ADI Chamber Ballet
American Dance Institute
November 14, 2009
by George Jackson
copyright 2009 by George Jackson
Making its debut, the ADI's resident company set out on two paths simultaneously. One is towards being a small, flexible entity that provides the Washington area with new work and exciting performances when our two classical ensembles of medium size - Washington Ballet and The Suzanne Farrell Ballet - are otherwise occupied and when no big companies are coming to visit. Chamber Ballet's other path is towards becoming the showcase for ADI pupils. To make the two directions meld would take a miracle.
As a student showcase, the debut worked. The company's in-house choreographer is Runqiao Du, who was trained at the Shanghai Dance Academy and performed with such ensembles as American Ballet Theatre, Chautauqua Dance Company, Cincinnati Ballet and the Washington and Farrell troupes. His neoclassical "Handel Suite" and semiromantic "Nocturne" (Chopin) are tidy, musically careful exercises with modest challenges that test but don't overtax inexperienced performers. Du's one unexpected work, "Before Dawn" looked like a solo Isadora Duncan might have danced before her first cup of morning coffee. It went on and on to a Rachmaninoff prelude with the woman throwing her arms wide open, falling to the floor and letting her hair fly.
Professional standards were set by three dancers - Maki Onuki, Jared Nelson and Corey Landolt - guesting from Washington Ballet. Landolt, who appeared in "Nocturne", strikes me as a very American type, assertively relaxed and suited for roles in Jerome Robbins ballets. Nelson, with Onuki as his partner, cut a dashing figure both in the "Don Quixote" pas de deux and in a duo of his own devising to pop music. He might, though, in "Don Q" have relaxed a bit and aimed for ease instead of forcing his technique. As a choreographer, Nelson used too many faux-passionate clasps.

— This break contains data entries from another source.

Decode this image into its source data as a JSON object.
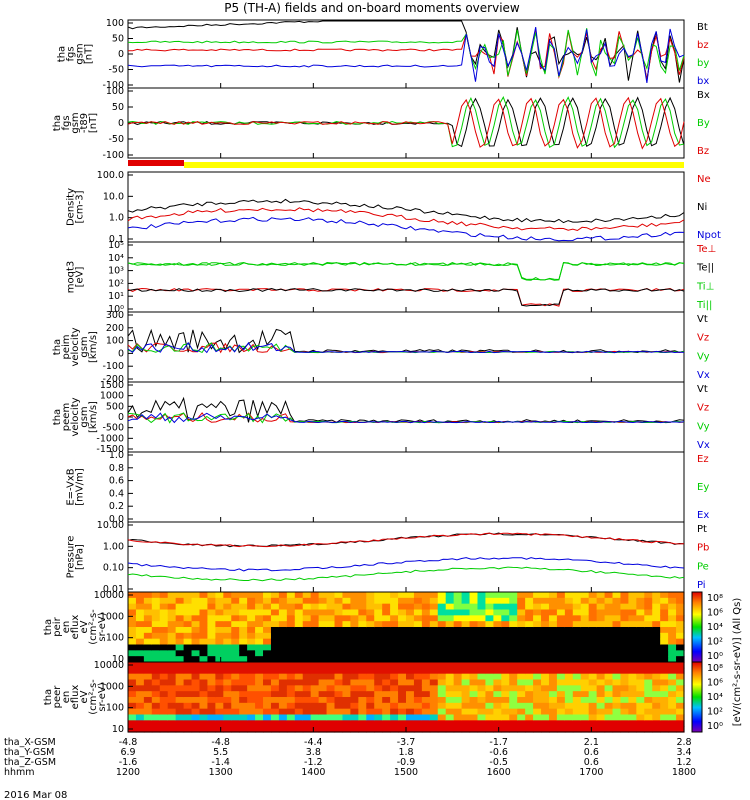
{
  "chart_data": {
    "type": "line",
    "title": "P5 (TH-A) fields and on-board moments overview",
    "x_ticks": [
      "1200",
      "1300",
      "1400",
      "1500",
      "1600",
      "1700",
      "1800"
    ],
    "ephemeris": [
      {
        "label": "tha_X-GSM",
        "values": [
          "-4.8",
          "-4.8",
          "-4.4",
          "-3.7",
          "-1.7",
          "2.1",
          "2.8"
        ]
      },
      {
        "label": "tha_Y-GSM",
        "values": [
          "6.9",
          "5.5",
          "3.8",
          "1.8",
          "-0.6",
          "0.6",
          "3.4"
        ]
      },
      {
        "label": "tha_Z-GSM",
        "values": [
          "-1.6",
          "-1.4",
          "-1.2",
          "-0.9",
          "-0.5",
          "0.6",
          "1.2"
        ]
      },
      {
        "label": "hhmm",
        "values": [
          "1200",
          "1300",
          "1400",
          "1500",
          "1600",
          "1700",
          "1800"
        ]
      }
    ],
    "date": "2016 Mar 08",
    "panels": [
      {
        "id": "fgs",
        "ylabel": [
          "tha",
          "fgs",
          "gsm",
          "[nT]"
        ],
        "yticks": [
          "100",
          "50",
          "0",
          "-50",
          "-100"
        ],
        "ylim": [
          -100,
          100
        ],
        "legend": [
          {
            "name": "Bt",
            "color": "#000000"
          },
          {
            "name": "bz",
            "color": "#e00000"
          },
          {
            "name": "by",
            "color": "#00cc00"
          },
          {
            "name": "bx",
            "color": "#0000dd"
          }
        ]
      },
      {
        "id": "fgs_dipole",
        "ylabel": [
          "tha",
          "fgs",
          "gsm",
          "-t89",
          "[nT]"
        ],
        "yticks": [
          "100",
          "50",
          "0",
          "-50",
          "-100"
        ],
        "ylim": [
          -120,
          120
        ],
        "legend": [
          {
            "name": "Bx",
            "color": "#000000"
          },
          {
            "name": "By",
            "color": "#00cc00"
          },
          {
            "name": "Bz",
            "color": "#e00000"
          }
        ]
      },
      {
        "id": "density",
        "ylabel": [
          "Density",
          "[cm-3]"
        ],
        "yticks": [
          "100.0",
          "10.0",
          "1.0",
          "0.1"
        ],
        "scale": "log",
        "legend": [
          {
            "name": "Ne",
            "color": "#e00000"
          },
          {
            "name": "Ni",
            "color": "#000000"
          },
          {
            "name": "Npot",
            "color": "#0000dd"
          }
        ]
      },
      {
        "id": "temp",
        "ylabel": [
          "moqt3",
          "[eV]"
        ],
        "yticks": [
          "10⁵",
          "10⁴",
          "10³",
          "10²",
          "10¹",
          "10⁰"
        ],
        "scale": "log",
        "legend": [
          {
            "name": "Te⊥",
            "color": "#e00000"
          },
          {
            "name": "Te||",
            "color": "#000000"
          },
          {
            "name": "Ti⊥",
            "color": "#00cc00"
          },
          {
            "name": "Ti||",
            "color": "#00cc00"
          }
        ]
      },
      {
        "id": "peim",
        "ylabel": [
          "tha",
          "peim",
          "velocity",
          "gsm",
          "[km/s]"
        ],
        "yticks": [
          "300",
          "200",
          "100",
          "0",
          "-100",
          "-200"
        ],
        "ylim": [
          -200,
          300
        ],
        "legend": [
          {
            "name": "Vt",
            "color": "#000000"
          },
          {
            "name": "Vz",
            "color": "#e00000"
          },
          {
            "name": "Vy",
            "color": "#00cc00"
          },
          {
            "name": "Vx",
            "color": "#0000dd"
          }
        ]
      },
      {
        "id": "peem",
        "ylabel": [
          "tha",
          "peem",
          "velocity",
          "gsm",
          "[km/s]"
        ],
        "yticks": [
          "1500",
          "1000",
          "500",
          "0",
          "-500",
          "-1000",
          "-1500"
        ],
        "ylim": [
          -1500,
          1500
        ],
        "legend": [
          {
            "name": "Vt",
            "color": "#000000"
          },
          {
            "name": "Vz",
            "color": "#e00000"
          },
          {
            "name": "Vy",
            "color": "#00cc00"
          },
          {
            "name": "Vx",
            "color": "#0000dd"
          }
        ]
      },
      {
        "id": "efield",
        "ylabel": [
          "E=-VxB",
          "[mV/m]"
        ],
        "yticks": [
          "1.0",
          "0.8",
          "0.6",
          "0.4",
          "0.2",
          "0.0"
        ],
        "ylim": [
          0,
          1
        ],
        "legend": [
          {
            "name": "Ez",
            "color": "#e00000"
          },
          {
            "name": "Ey",
            "color": "#00cc00"
          },
          {
            "name": "Ex",
            "color": "#0000dd"
          }
        ]
      },
      {
        "id": "pressure",
        "ylabel": [
          "Pressure",
          "[nPa]"
        ],
        "yticks": [
          "10.00",
          "1.00",
          "0.10",
          "0.01"
        ],
        "scale": "log",
        "legend": [
          {
            "name": "Pt",
            "color": "#000000"
          },
          {
            "name": "Pb",
            "color": "#e00000"
          },
          {
            "name": "Pe",
            "color": "#00cc00"
          },
          {
            "name": "Pi",
            "color": "#0000dd"
          }
        ]
      },
      {
        "id": "peir",
        "ylabel": [
          "tha",
          "peir",
          "en",
          "eflux",
          "eV",
          "(cm²-s-",
          "sr-eV)"
        ],
        "yticks": [
          "10000",
          "1000",
          "100",
          "10"
        ],
        "type": "spectrogram"
      },
      {
        "id": "peer",
        "ylabel": [
          "tha",
          "peer",
          "en",
          "eflux",
          "eV",
          "(cm²-s-",
          "sr-eV)"
        ],
        "yticks": [
          "10000",
          "1000",
          "100",
          "10"
        ],
        "type": "spectrogram"
      }
    ],
    "colorbar": {
      "label": "[eV/(cm²-s-sr-eV)] (All Qs)",
      "top_ticks": [
        "10⁸",
        "10⁶",
        "10⁴",
        "10²",
        "10⁰"
      ],
      "bottom_ticks": [
        "10⁸",
        "10⁶",
        "10⁴",
        "10²",
        "10⁰"
      ]
    }
  }
}
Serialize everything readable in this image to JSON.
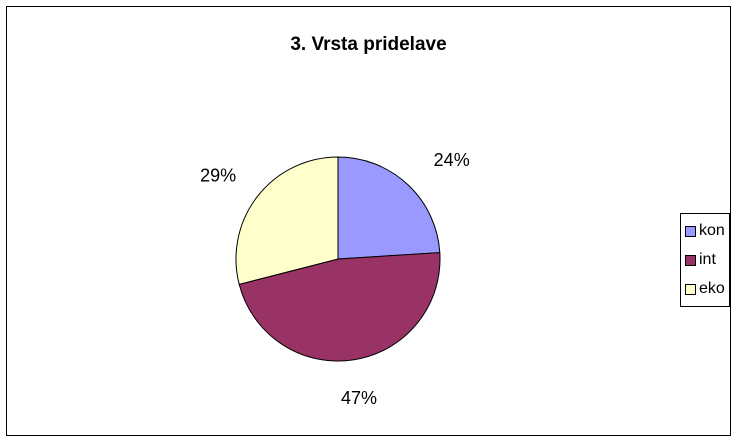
{
  "chart_data": {
    "type": "pie",
    "title": "3. Vrsta pridelave",
    "categories": [
      "kon",
      "int",
      "eko"
    ],
    "values": [
      24,
      47,
      29
    ],
    "value_labels": [
      "24%",
      "47%",
      "29%"
    ],
    "colors": [
      "#9999FF",
      "#993366",
      "#FFFFCC"
    ],
    "legend_position": "right"
  }
}
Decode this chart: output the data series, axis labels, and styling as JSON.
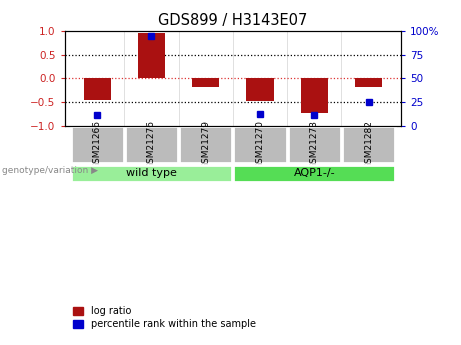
{
  "title": "GDS899 / H3143E07",
  "samples": [
    "GSM21266",
    "GSM21276",
    "GSM21279",
    "GSM21270",
    "GSM21273",
    "GSM21282"
  ],
  "log_ratios": [
    -0.45,
    0.95,
    -0.18,
    -0.48,
    -0.72,
    -0.18
  ],
  "percentile_ranks": [
    12,
    95,
    0,
    13,
    11,
    25
  ],
  "show_blue_squares": [
    true,
    true,
    false,
    true,
    true,
    true
  ],
  "n_wild_type": 3,
  "bar_color": "#AA1111",
  "dot_color": "#0000CC",
  "wt_box_color": "#99EE99",
  "aqp1_box_color": "#55DD55",
  "sample_box_color": "#BBBBBB",
  "left_axis_color": "#CC2222",
  "right_axis_color": "#0000CC",
  "ylim_left": [
    -1,
    1
  ],
  "yticks_left": [
    -1,
    -0.5,
    0,
    0.5,
    1
  ],
  "yticks_right": [
    0,
    25,
    50,
    75,
    100
  ],
  "bar_width": 0.5,
  "legend_labels": [
    "log ratio",
    "percentile rank within the sample"
  ],
  "group_labels": [
    "wild type",
    "AQP1-/-"
  ],
  "genotype_label": "genotype/variation ▶"
}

Onuki danced splendidly. She's gained strength since Washington Ballet's full "Don Q" last month and done so without loosing her delicacy. Her balances were elegantly held and her fouettes proudly spun.
ADI Chamber Ballet's artistic director is Pamela Bjerknes, Erin Mahoney-Du is ballet mistress, Glenn Sales is music director and on this program was pianist for the Rachmaninov and Chopin. On which path will they and Runqiao Du take their company?